Em algum momento, vamos conseguir ter uma agricultura totalmente sustentável, livre de defensivos?

Na Bayer, todo o investimento em inovação é também em sustentabilidade. Vamos avançar muito no uso cada vez mais assertivo de insumos. Para isso, é fundamental usar as ferramentas de transformação digital.

A Bayer possui uma plataforma que permite ao agricultor tomar uma decisão baseada em dados. É uma ferramenta digital que faz a leitura da área, gera diferentes mapas de solo, de produtividade, de aplicação e determina a necessidade de insumo naquele solo.

Acelerar a inclusão de mulheres e negros nas empresas

UOL - Como a Bayer estimula a diversidade e como a senhora enfrentou os desafios de ser uma mulher no mundo do agronegócio?

Malu Nachreiner - A missão da Bayer é saúde para todos, fome para ninguém. Ou seja, quando você quer atacar esses dois fatores tão relevantes não tem como fazer isso se não for por meio de inovação, de colaboração, de pensar diferente. Inclusão e diversidade são habilitadores para este fenômeno.

Não vemos inovação, criatividade se você tiver pessoas que vierem da mesma origem, de experiências muito similares.

Essa diversidade é fundamental quando você trabalha em uma empresa de inovação. Falo em inclusão, e não só em diversidade.

No ano passado, tivemos o programa de trainee 100% para formação de liderança negra. É muito importante fazer isso em um país como o Brasil, em que mais de 50% da população é negra e a representatividade dessa população em cargos de liderança é ínfima.

Que dicas daria para empresas aumentarem essa inclusão?

Primeiro é preciso ser uma decisão estratégica da organização. Por muito tempo, as companhias acreditavam que isso seria natural, que as mulheres iriam ingressar, os negros iriam fazer parte da organização. Se deixarmos no crescimento orgânico, levar muito tempo.

Não temos esse tempo. Para ser acelerado, esse movimento precisa ser intencional. Não é algo que acontece do dia para a noite. Precisamos avançar muito, precisamos ser intencionais, termos ações claras, compromissos claros e dar o exemplo.
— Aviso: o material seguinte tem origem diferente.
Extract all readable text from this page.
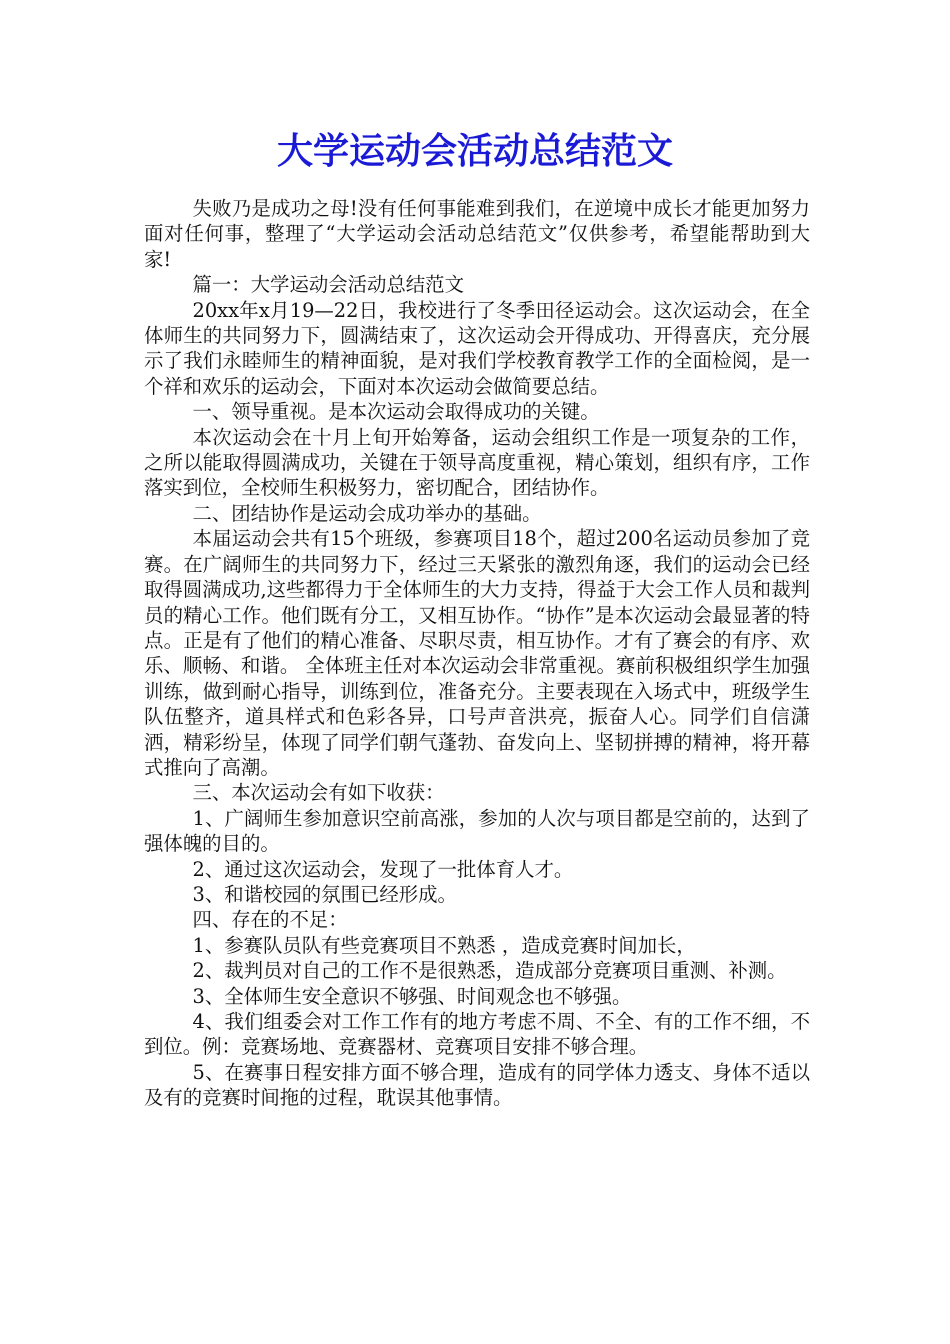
大学运动会活动总结范文

失败乃是成功之母!没有任何事能难到我们，在逆境中成长才能更加努力面对任何事，整理了“大学运动会活动总结范文”仅供参考，希望能帮助到大家!

篇一：大学运动会活动总结范文

20xx年x月19—22日，我校进行了冬季田径运动会。这次运动会，在全体师生的共同努力下，圆满结束了，这次运动会开得成功、开得喜庆，充分展示了我们永睦师生的精神面貌，是对我们学校教育教学工作的全面检阅，是一个祥和欢乐的运动会，下面对本次运动会做简要总结。

一、领导重视。是本次运动会取得成功的关键。

本次运动会在十月上旬开始筹备，运动会组织工作是一项复杂的工作，之所以能取得圆满成功，关键在于领导高度重视，精心策划，组织有序，工作落实到位，全校师生积极努力，密切配合，团结协作。

二、团结协作是运动会成功举办的基础。

本届运动会共有15个班级，参赛项目18个，超过200名运动员参加了竞赛。在广阔师生的共同努力下，经过三天紧张的激烈角逐，我们的运动会已经取得圆满成功,这些都得力于全体师生的大力支持，得益于大会工作人员和裁判员的精心工作。他们既有分工，又相互协作。“协作”是本次运动会最显著的特点。正是有了他们的精心准备、尽职尽责，相互协作。才有了赛会的有序、欢乐、顺畅、和谐。 全体班主任对本次运动会非常重视。赛前积极组织学生加强训练，做到耐心指导，训练到位，准备充分。主要表现在入场式中，班级学生队伍整齐，道具样式和色彩各异，口号声音洪亮，振奋人心。同学们自信潇洒，精彩纷呈，体现了同学们朝气蓬勃、奋发向上、坚韧拼搏的精神，将开幕式推向了高潮。

三、本次运动会有如下收获：

1、广阔师生参加意识空前高涨，参加的人次与项目都是空前的，达到了强体魄的目的。

2、通过这次运动会，发现了一批体育人才。

3、和谐校园的氛围已经形成。

四、存在的不足：

1、参赛队员队有些竞赛项目不熟悉 ，造成竞赛时间加长，

2、裁判员对自己的工作不是很熟悉，造成部分竞赛项目重测、补测。

3、全体师生安全意识不够强、时间观念也不够强。

4、我们组委会对工作工作有的地方考虑不周、不全、有的工作不细，不到位。例：竞赛场地、竞赛器材、竞赛项目安排不够合理。

5、在赛事日程安排方面不够合理，造成有的同学体力透支、身体不适以及有的竞赛时间拖的过程，耽误其他事情。
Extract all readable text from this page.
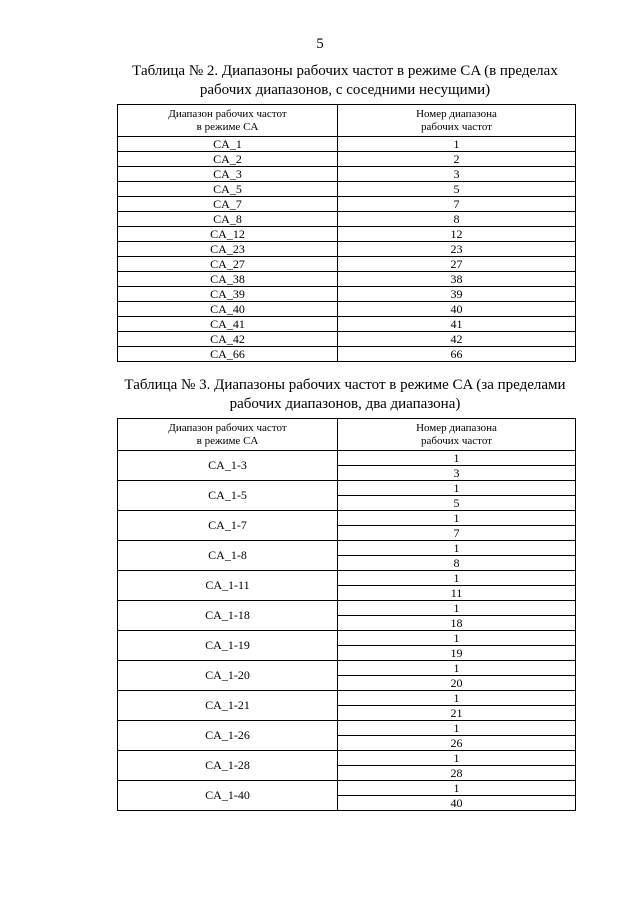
5
Таблица № 2. Диапазоны рабочих частот в режиме CA (в пределах рабочих диапазонов, с соседними несущими)
Диапазон рабочих частот
в режиме CA	Номер диапазона
рабочих частот
CA_1	1
CA_2	2
CA_3	3
CA_5	5
CA_7	7
CA_8	8
CA_12	12
CA_23	23
CA_27	27
CA_38	38
CA_39	39
CA_40	40
CA_41	41
CA_42	42
CA_66	66
Таблица № 3. Диапазоны рабочих частот в режиме CA (за пределами рабочих диапазонов, два диапазона)
Диапазон рабочих частот
в режиме CA	Номер диапазона
рабочих частот
CA_1-3	1
	3
CA_1-5	1
	5
CA_1-7	1
	7
CA_1-8	1
	8
CA_1-11	1
	11
CA_1-18	1
	18
CA_1-19	1
	19
CA_1-20	1
	20
CA_1-21	1
	21
CA_1-26	1
	26
CA_1-28	1
	28
CA_1-40	1
	40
Pequeno produtor agrícola precisa de apoio tecnológico

Quais são os principais desafios para os pequenos e médios agricultores nos próximos anos?

Malu Nachreiner - A transformação digital é um dos nossos pilares estratégicos. Temos três pilares: inovação, transformação digital e sustentabilidade.

O grande agricultor tem uma rede de apoio com agrônomo, acesso direto a grandes companhias como a Bayer, tem informação e conhecimento.

O pequeno agricultor tem uma carência maior dessa assessoria mais próxima, por exemplo, de uma plataforma digital que possa dizer quais são as melhores ferramentas de manejo, a melhor forma de utilizar determinado insumo.

Existe também uma transformação do perfil do agricultor brasileiro. Hoje ele é mais jovem, em média de 44 anos, e as mulheres têm um papel mais central.

Temos dados recentes da Associação Brasileira de Marketing Rural falando que pelo menos um quarto das propriedades rurais do Brasil tem uma mulher liderando ou coliderando a atividade.

Como a Bayer está trabalhando em meio à pandemia?

Quando olhamos para a nossa operação, para o nosso time, há um lado positivo que foi o de aprendermos a lidar com clientes e com nossos colaboradores a distância, mas percebemos um cansaço maior da organização como um todo.

Tínhamos a esperança de que em 2021 seria diferente, uma situação de mais normalidade, e isso não aconteceu.

A preocupação maior agora é com a saúde mental. É menos com a incerteza e com o negócio e mais com o cuidar das nossas pessoas, que muitas vezes estão cansadas, todos nós, eu também não estou isenta desse processo.